AINews Verdict & Predictions

Fang Han's analysis is a necessary antidote to the hype cycle that dominates AI discourse. His five categories provide a practical framework for workforce planning and product strategy. However, we offer several predictions:

1. The 'empathy gap' will narrow but not close. By 2028, AI will be able to simulate empathy convincingly enough for low-stakes interactions (customer service, companionship), but high-stakes roles (therapy, hospice care) will remain human-dominated. Companies like Woebot will expand to handle 80% of mental health triage, but the remaining 20% will require human intervention.

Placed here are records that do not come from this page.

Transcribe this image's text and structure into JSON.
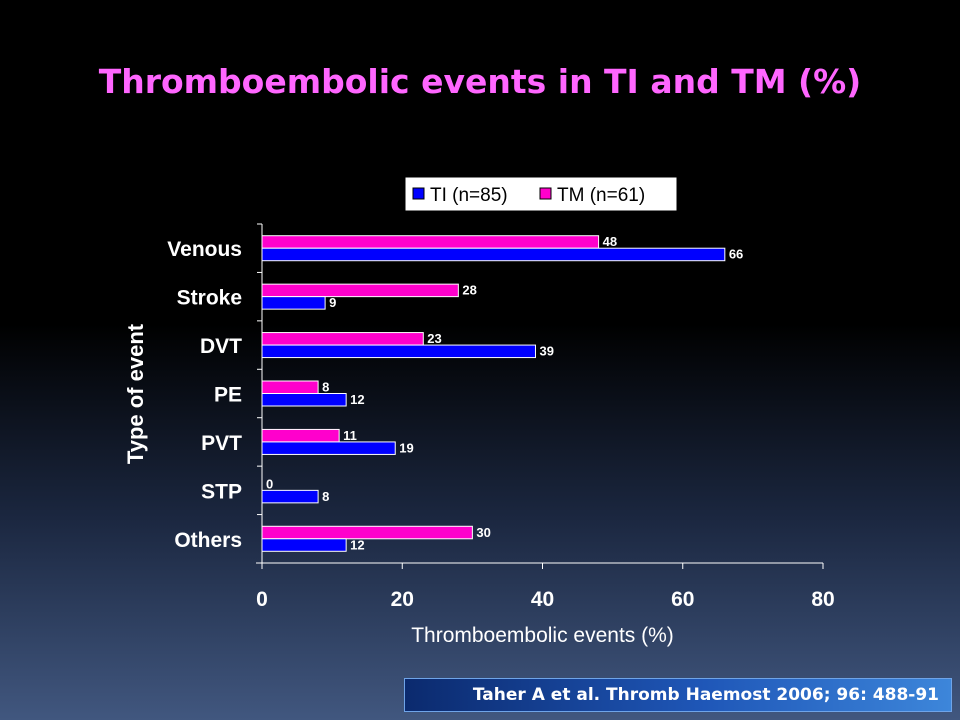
{
  "title": "Thromboembolic events in TI and TM (%)",
  "citation": "Taher A et al. Thromb Haemost 2006; 96: 488-91",
  "colors": {
    "ti": "#0000ff",
    "tm": "#ff00cc",
    "title": "#ff66ff"
  },
  "chart_data": {
    "type": "bar",
    "orientation": "horizontal",
    "xlabel": "Thromboembolic events (%)",
    "ylabel": "Type of event",
    "xlim": [
      0,
      80
    ],
    "xticks": [
      0,
      20,
      40,
      60,
      80
    ],
    "categories": [
      "Venous",
      "Stroke",
      "DVT",
      "PE",
      "PVT",
      "STP",
      "Others"
    ],
    "series": [
      {
        "name": "TI (n=85)",
        "color": "#0000ff",
        "values": [
          66,
          9,
          39,
          12,
          19,
          8,
          12
        ]
      },
      {
        "name": "TM (n=61)",
        "color": "#ff00cc",
        "values": [
          48,
          28,
          23,
          8,
          11,
          0,
          30
        ]
      }
    ],
    "legend": "top",
    "grid": false
  }
}
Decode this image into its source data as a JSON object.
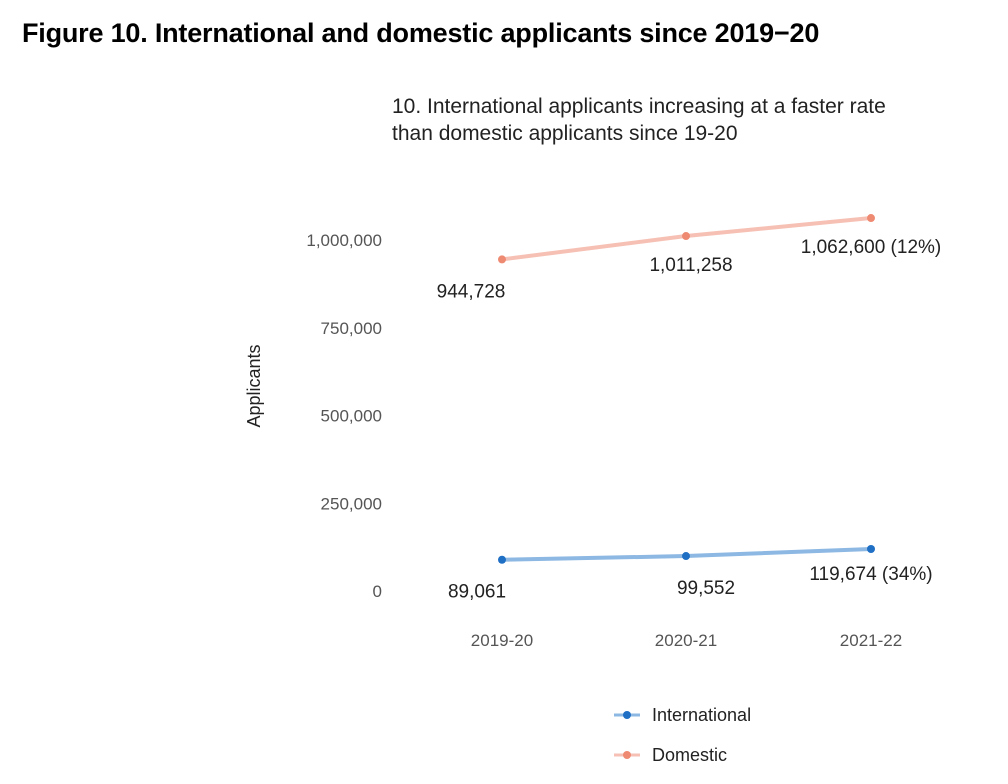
{
  "figure_heading": "Figure 10. International and domestic applicants since 2019−20",
  "chart_data": {
    "type": "line",
    "title": "10. International applicants increasing at a faster rate\n than domestic applicants since 19-20",
    "xlabel": "",
    "ylabel": "Applicants",
    "categories": [
      "2019-20",
      "2020-21",
      "2021-22"
    ],
    "ylim": [
      0,
      1000000
    ],
    "yticks": [
      0,
      250000,
      500000,
      750000,
      1000000
    ],
    "ytick_labels": [
      "0",
      "250,000",
      "500,000",
      "750,000",
      "1,000,000"
    ],
    "grid": false,
    "legend_position": "bottom",
    "series": [
      {
        "name": "International",
        "values": [
          89061,
          99552,
          119674
        ],
        "labels": [
          "89,061",
          "99,552",
          "119,674 (34%)"
        ],
        "color": "#1f6fc5",
        "line_color": "#8db8e3"
      },
      {
        "name": "Domestic",
        "values": [
          944728,
          1011258,
          1062600
        ],
        "labels": [
          "944,728",
          "1,011,258",
          "1,062,600 (12%)"
        ],
        "color": "#ef8a72",
        "line_color": "#f6c1b4"
      }
    ]
  }
}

2. Second-mover advantage will peak in 2026-2027. As AI infrastructure matures and open-source models reach parity with proprietary ones, the cost of entry will drop, making it easier for late movers to compete. After 2028, network effects and data moats may re-establish first-mover advantages for companies that achieve platform dominance.

3. The most valuable AI companies will be those that optimize for human-AI collaboration, not automation. Firms like Notion (AI writing assistant) and GitHub Copilot (code generation) succeed because they augment rather than replace. We predict that by 2027, 60% of AI startups will pivot from 'replacement' to 'augmentation' models.

4. Regulation will accelerate the second-mover trend. The EU AI Act and similar frameworks impose compliance costs that disproportionately affect first movers. By 2027, we expect a 30% reduction in first-mover funding rounds as investors favor 'safe' second movers with proven business models.

5. Fang Han's own company, Kunlun Wanwei, is well-positioned. Its focus on applied AI in gaming and advertising, combined with its 'second-mover' philosophy, makes it a bellwether for the strategy's viability. We will watch its Skywork model adoption and Opera AI integration as leading indicators.

Final editorial judgment: The AI era does not spell the end of human value but a redefinition of it. Experience as a moat is indeed dead—but the five irreplaceable roles Fang Han identifies are not static; they are a moving target. The winners will be those who continuously invest in uniquely human skills while leveraging AI as a force multiplier. Patience, as Fang suggests, is not passivity—it is strategic discipline.